「ヴァイブレータ」@DVD(ツタヤ)

2003年公開の邦画。監督は廣木隆一で、主演が寺島しのぶ。なんか、あっちこっちで高い評価を受けてる印象。どうなんでしょうか。キネ旬ベストテンの2003年邦画3位。ちなみに同じ2003年邦画の2位は寺島しのぶ主演の「赤目四十八瀧心中未遂」。

80年代にピンクを撮ってた廣木隆一で、寺島しのぶのハダカが話題とあれば、当然ヴァイブはあっちのことかと思えば・・・全然そんなことなくて、ダメ人間同士の傷のなめあいを丁寧に描いていた。

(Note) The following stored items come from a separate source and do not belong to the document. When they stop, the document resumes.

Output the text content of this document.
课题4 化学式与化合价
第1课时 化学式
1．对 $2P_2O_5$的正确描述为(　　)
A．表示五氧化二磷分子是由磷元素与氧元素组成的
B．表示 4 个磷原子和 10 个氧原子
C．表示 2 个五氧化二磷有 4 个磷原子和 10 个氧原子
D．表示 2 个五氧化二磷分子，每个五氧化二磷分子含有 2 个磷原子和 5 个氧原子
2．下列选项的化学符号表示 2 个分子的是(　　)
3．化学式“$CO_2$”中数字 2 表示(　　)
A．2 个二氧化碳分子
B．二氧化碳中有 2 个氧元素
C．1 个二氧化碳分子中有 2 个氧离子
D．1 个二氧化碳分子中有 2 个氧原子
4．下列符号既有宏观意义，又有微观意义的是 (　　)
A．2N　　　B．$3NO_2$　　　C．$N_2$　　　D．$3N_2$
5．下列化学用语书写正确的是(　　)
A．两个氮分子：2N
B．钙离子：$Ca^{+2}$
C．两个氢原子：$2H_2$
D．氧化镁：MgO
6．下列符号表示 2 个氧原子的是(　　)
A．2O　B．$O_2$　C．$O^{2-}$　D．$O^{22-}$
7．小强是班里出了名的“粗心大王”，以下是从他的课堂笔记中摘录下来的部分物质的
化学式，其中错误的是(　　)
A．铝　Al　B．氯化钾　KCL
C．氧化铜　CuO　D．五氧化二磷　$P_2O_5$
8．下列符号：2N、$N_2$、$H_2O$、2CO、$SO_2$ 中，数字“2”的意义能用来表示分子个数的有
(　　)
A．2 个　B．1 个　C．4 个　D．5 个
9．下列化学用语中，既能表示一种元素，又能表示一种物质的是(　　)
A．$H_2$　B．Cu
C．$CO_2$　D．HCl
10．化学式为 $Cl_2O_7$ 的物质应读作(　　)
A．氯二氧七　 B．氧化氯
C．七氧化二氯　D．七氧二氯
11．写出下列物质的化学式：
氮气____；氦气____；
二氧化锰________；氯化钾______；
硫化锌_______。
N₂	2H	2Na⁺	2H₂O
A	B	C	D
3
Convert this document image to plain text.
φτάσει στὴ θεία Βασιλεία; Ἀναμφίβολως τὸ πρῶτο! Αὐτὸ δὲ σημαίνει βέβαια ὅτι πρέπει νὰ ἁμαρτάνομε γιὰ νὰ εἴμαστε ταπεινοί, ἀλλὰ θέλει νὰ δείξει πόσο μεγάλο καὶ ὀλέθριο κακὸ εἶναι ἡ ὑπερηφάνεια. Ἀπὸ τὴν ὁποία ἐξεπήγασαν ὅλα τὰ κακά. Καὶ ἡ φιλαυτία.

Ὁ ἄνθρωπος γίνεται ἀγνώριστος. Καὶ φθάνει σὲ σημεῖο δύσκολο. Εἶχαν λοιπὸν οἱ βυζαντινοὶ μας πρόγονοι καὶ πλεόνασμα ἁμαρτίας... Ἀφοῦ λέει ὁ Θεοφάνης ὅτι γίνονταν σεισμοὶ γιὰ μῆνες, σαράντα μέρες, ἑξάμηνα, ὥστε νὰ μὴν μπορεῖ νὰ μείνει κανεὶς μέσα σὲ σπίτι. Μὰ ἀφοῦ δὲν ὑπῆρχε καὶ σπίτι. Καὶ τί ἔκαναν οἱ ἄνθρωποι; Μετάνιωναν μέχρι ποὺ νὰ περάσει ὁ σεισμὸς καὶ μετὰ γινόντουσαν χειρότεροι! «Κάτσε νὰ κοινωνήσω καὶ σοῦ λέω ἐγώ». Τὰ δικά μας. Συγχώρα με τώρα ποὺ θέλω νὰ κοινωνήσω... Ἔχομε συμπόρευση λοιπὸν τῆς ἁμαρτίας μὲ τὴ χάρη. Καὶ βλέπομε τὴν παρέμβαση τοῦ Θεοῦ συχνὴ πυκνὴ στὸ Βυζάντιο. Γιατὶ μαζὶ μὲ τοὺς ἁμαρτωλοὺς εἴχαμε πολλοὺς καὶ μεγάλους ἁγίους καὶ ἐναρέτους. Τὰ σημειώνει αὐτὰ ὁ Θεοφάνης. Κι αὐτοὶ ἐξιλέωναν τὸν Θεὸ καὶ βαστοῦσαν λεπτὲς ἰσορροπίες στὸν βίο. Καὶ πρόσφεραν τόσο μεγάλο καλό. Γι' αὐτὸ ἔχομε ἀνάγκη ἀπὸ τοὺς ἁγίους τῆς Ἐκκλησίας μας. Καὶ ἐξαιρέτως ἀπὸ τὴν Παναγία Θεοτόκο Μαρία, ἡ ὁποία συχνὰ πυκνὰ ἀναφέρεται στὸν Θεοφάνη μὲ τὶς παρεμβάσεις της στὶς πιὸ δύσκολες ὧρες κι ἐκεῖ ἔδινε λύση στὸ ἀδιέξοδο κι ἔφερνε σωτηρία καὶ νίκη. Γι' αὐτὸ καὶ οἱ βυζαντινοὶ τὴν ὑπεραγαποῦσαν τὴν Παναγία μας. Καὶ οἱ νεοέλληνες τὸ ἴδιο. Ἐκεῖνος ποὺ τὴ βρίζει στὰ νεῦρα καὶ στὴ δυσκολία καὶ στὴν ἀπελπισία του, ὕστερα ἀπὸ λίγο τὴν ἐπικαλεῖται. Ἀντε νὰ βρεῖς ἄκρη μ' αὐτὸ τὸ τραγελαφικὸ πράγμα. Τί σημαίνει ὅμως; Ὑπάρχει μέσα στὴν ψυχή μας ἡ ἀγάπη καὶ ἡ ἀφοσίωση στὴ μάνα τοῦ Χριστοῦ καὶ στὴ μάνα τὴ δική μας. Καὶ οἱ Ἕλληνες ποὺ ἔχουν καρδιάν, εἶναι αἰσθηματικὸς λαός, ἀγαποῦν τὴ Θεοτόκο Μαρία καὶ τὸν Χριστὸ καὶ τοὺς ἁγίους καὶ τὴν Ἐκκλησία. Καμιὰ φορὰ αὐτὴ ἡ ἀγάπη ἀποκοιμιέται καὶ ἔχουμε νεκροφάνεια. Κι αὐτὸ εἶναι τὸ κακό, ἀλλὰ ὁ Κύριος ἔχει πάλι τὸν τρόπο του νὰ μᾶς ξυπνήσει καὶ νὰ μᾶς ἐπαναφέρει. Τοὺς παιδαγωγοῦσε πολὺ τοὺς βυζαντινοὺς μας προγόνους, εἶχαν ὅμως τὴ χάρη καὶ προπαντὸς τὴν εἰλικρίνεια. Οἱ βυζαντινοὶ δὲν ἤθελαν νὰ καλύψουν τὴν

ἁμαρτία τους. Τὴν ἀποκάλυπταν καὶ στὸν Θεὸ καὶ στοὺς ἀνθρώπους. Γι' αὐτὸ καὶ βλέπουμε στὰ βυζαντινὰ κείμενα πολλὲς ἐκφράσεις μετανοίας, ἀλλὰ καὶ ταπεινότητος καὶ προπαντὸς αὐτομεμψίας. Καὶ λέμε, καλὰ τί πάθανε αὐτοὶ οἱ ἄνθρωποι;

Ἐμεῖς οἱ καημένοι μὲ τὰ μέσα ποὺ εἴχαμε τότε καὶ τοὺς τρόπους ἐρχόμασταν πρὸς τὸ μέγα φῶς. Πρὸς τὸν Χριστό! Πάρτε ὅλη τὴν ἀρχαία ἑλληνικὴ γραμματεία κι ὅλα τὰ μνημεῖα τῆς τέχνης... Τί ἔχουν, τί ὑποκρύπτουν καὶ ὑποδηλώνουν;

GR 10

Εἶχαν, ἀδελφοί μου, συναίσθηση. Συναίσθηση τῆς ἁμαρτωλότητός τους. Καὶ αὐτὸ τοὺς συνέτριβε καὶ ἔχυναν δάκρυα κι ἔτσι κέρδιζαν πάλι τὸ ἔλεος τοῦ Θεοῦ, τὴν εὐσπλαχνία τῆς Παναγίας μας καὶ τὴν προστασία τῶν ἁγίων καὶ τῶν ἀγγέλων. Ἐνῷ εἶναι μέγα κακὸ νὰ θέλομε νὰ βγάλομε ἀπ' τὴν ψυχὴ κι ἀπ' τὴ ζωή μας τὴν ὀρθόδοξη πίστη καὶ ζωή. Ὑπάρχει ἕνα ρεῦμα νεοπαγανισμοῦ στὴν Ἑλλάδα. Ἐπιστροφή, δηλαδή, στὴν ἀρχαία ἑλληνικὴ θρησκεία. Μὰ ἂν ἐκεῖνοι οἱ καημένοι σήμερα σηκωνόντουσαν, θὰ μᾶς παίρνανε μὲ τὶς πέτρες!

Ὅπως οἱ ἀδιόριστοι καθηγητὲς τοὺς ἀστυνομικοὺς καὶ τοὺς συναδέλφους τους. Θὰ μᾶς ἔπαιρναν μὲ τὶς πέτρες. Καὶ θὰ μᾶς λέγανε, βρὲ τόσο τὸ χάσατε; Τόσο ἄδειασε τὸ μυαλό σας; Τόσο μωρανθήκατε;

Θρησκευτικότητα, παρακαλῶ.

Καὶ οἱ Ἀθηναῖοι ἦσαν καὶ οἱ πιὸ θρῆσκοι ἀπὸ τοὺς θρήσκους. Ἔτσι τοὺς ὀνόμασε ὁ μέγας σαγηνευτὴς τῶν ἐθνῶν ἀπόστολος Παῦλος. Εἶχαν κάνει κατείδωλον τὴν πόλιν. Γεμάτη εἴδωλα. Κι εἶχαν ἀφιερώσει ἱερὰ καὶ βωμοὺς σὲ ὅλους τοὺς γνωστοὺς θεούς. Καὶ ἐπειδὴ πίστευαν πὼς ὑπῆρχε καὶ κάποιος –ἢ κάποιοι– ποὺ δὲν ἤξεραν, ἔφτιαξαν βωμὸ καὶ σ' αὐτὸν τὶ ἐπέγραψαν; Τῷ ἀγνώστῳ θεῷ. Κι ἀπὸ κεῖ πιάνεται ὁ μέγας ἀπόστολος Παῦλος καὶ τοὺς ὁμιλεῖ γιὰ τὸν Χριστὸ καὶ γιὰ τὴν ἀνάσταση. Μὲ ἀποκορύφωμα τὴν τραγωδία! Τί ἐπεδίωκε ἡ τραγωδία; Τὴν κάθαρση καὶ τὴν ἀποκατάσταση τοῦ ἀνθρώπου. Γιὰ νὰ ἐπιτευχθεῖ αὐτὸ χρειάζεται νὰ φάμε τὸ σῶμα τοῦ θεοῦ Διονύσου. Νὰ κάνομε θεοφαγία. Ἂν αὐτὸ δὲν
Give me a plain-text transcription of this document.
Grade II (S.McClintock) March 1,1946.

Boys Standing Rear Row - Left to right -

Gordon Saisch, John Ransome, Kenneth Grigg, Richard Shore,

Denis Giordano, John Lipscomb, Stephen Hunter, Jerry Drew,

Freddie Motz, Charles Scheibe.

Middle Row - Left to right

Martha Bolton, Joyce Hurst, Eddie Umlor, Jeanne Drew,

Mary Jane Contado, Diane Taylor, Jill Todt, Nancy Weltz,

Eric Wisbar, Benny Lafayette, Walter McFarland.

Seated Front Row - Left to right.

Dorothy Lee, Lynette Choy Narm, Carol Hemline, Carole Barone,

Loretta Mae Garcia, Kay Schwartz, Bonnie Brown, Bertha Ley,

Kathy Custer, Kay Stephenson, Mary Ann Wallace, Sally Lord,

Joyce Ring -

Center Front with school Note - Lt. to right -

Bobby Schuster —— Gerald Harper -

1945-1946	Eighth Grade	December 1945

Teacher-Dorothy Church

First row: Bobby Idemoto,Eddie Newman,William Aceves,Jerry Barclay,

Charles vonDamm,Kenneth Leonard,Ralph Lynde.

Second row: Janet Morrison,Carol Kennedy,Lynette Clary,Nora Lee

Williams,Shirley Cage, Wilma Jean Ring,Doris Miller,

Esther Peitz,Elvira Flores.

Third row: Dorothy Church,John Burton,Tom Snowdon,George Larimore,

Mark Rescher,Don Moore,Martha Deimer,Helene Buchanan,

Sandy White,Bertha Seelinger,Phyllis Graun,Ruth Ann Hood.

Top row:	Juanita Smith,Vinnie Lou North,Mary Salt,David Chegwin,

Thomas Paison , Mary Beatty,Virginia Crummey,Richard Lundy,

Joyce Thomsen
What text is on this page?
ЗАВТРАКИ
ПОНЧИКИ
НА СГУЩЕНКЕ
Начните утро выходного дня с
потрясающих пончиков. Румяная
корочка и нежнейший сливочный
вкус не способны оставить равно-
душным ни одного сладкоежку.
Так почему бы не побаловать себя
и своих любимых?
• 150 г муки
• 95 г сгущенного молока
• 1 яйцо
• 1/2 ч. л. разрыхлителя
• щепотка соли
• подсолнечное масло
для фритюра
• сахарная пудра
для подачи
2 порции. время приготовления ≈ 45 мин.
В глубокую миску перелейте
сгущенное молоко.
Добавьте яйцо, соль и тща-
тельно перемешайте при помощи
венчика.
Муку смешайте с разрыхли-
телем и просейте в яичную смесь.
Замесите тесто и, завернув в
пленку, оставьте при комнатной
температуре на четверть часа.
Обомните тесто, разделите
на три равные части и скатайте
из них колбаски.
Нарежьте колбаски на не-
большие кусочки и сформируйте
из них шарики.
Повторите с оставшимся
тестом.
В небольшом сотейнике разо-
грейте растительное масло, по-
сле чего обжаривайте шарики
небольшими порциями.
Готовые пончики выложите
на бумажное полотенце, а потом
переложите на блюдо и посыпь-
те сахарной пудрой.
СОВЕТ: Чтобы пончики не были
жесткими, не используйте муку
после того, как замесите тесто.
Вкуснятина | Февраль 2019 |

コンビニでたまたま出会った二人。男の運転する長距離トラックに同乗して、旅は道連れやりまくり。ちょっと寂しいミソジオンナの、行きずりのロマンス街道。

で、どう展開すんのかと思ったら、なんの展開もなく、三日間走りまくって、コンビニに戻ってきて、さようなら、で終わり。おいおい・・・。

そこいらにいくらでもいる屈折した心情。そのまんま描いている。というか、社会の病巣を、直裁には描かずに、イメージで描いているという・・最近の邦画に多いパターンのような気がする。韓国映画だと、より直接的に描くんだろうが、日本では、そういうのはださいので、イメージ多用、比喩多用で、よくわからない表現にしてしまう。意味ありげな音楽がまた、いやらしい。時々、音楽がジャマくさい。

社会の病巣を、観客に嫌われないように、オブラートに包んで描くのは理解できるけど、それで本質は伝わるのかなあ。新感覚映画なんだろうか・・・。鈍感な観客には、みんな寂しいんだから大丈夫よ、とか映るんじゃないのか。癒しって、ほとんど甘やかしじゃないのか・・。